Aula Provinsialat MSC di Jakarta terlihat indah dengan dekorasi menarik sementara bunga-bunga bagus dan mahal ditata indah di depan altar pagi itu. Melihat semuanya, Pastor Lambertus Somar MSC mengatakan, “mungkin Anda melihat hiasan-hiasan bagus ini, itulah MSC, kalau benar-benar MSC, engkau akan dapat itu. Percaya itu!”
Demikian Pastor Somar mengartikan Societas Missionariorum Sacratissimi Cordis Jesu (Tarekat MSC, Misionaris Hati Kudus) dalam homili Misa Syukur 60 Tahun Hidup Membiara Pastor Lembertus Somar MSC, Pastor Titus Rahail MSC, Pastor Johanis Mengko MSC, di aula itu, 22 Agustus 2020. Pastor Rahail dan Pastor Mengko merayakannya di tempat lain.

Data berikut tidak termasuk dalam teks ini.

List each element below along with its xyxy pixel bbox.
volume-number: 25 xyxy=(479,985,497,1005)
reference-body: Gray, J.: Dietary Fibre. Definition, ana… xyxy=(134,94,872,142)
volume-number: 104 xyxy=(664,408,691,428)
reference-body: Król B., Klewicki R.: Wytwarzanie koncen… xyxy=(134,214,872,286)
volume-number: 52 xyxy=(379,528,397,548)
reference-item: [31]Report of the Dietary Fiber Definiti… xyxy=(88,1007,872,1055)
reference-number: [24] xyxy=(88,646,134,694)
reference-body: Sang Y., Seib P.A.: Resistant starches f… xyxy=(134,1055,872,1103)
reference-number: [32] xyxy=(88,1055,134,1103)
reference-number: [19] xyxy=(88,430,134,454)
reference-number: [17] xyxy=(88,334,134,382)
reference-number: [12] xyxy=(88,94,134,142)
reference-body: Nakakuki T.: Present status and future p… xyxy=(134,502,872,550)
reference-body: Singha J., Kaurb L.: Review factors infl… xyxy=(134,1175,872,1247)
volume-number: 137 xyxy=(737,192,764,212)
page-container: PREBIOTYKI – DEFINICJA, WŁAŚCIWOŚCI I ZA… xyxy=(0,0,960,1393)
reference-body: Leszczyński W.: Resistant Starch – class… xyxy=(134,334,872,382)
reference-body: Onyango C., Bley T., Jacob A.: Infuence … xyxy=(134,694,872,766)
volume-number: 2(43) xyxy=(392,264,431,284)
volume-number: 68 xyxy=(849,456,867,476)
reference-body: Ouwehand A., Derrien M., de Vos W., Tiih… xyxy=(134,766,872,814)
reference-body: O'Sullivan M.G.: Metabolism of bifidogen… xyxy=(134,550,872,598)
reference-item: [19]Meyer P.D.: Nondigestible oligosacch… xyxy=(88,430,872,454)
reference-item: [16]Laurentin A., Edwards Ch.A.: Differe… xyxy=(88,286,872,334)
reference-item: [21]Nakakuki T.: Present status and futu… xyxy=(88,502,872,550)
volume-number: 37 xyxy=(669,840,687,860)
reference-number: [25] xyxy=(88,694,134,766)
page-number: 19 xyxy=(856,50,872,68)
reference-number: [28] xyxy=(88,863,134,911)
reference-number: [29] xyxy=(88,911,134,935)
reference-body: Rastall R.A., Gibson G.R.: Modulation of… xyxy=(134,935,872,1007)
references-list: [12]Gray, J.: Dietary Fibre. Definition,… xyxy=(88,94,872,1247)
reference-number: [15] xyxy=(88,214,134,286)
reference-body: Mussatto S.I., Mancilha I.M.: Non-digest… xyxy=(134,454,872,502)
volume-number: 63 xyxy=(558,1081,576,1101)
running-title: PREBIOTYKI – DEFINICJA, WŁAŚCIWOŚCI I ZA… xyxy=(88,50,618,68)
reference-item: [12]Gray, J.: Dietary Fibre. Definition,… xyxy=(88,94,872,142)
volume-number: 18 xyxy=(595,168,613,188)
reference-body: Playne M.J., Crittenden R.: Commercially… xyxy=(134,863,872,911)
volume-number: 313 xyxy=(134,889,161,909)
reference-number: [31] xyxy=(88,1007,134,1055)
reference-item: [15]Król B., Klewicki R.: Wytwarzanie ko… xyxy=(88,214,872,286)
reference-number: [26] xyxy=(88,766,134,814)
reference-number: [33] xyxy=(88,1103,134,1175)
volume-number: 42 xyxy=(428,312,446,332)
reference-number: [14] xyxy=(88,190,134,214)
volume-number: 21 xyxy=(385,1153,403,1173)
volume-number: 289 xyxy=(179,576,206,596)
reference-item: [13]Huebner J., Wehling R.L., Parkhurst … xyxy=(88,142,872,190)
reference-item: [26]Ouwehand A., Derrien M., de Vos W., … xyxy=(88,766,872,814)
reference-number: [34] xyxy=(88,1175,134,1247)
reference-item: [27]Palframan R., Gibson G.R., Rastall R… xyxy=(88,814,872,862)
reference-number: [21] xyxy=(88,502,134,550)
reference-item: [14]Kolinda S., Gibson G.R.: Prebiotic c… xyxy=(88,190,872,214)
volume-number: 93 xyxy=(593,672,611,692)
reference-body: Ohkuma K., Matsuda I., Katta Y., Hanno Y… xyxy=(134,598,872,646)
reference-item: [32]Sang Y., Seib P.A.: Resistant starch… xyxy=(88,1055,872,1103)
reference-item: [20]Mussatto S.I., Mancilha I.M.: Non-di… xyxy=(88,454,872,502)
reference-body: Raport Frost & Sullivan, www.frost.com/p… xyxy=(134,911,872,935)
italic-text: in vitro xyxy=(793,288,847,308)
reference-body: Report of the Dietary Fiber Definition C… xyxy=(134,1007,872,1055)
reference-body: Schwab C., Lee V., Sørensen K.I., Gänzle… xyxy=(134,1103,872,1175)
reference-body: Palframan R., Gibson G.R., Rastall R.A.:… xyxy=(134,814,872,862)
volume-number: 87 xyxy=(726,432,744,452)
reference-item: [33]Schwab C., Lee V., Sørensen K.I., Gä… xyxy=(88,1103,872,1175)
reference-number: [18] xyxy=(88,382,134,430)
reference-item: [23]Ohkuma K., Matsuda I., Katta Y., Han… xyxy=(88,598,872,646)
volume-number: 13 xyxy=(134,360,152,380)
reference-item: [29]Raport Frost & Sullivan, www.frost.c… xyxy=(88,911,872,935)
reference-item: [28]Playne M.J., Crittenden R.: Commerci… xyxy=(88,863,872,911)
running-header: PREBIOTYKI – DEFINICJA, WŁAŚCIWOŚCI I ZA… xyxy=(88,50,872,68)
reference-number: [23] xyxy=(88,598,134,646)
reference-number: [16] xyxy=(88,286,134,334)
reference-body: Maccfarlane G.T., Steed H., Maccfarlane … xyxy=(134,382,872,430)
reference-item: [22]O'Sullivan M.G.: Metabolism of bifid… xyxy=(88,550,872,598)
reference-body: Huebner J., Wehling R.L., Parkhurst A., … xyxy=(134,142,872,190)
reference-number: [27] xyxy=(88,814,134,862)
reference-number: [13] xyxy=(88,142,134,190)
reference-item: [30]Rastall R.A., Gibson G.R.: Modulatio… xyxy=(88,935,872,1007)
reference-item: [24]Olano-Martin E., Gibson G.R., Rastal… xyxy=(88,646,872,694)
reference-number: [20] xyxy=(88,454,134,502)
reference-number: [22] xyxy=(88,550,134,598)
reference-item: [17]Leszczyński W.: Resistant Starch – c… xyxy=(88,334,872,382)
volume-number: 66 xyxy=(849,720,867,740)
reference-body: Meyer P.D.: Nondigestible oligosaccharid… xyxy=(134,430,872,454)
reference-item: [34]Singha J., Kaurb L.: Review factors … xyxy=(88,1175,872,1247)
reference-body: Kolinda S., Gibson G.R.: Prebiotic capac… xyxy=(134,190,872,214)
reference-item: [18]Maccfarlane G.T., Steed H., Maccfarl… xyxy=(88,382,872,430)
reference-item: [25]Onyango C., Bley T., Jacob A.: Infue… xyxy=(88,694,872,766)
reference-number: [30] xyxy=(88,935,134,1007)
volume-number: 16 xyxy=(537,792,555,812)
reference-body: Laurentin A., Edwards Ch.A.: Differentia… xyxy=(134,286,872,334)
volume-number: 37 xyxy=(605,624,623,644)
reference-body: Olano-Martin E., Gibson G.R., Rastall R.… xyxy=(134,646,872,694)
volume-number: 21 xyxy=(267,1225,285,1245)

Pastor Somar senang karena perayaan itu dilaksanakan di tempat bersejarah pada tanggal bersejarah juga. Hari itu Skolastikat MSC Pineleng dan Sekolah Tinggi Seminari Pineleng merayakan 60 tahun berdiri secara resmi, “karena sebelumnya jalan sembunyi-sembunyi.”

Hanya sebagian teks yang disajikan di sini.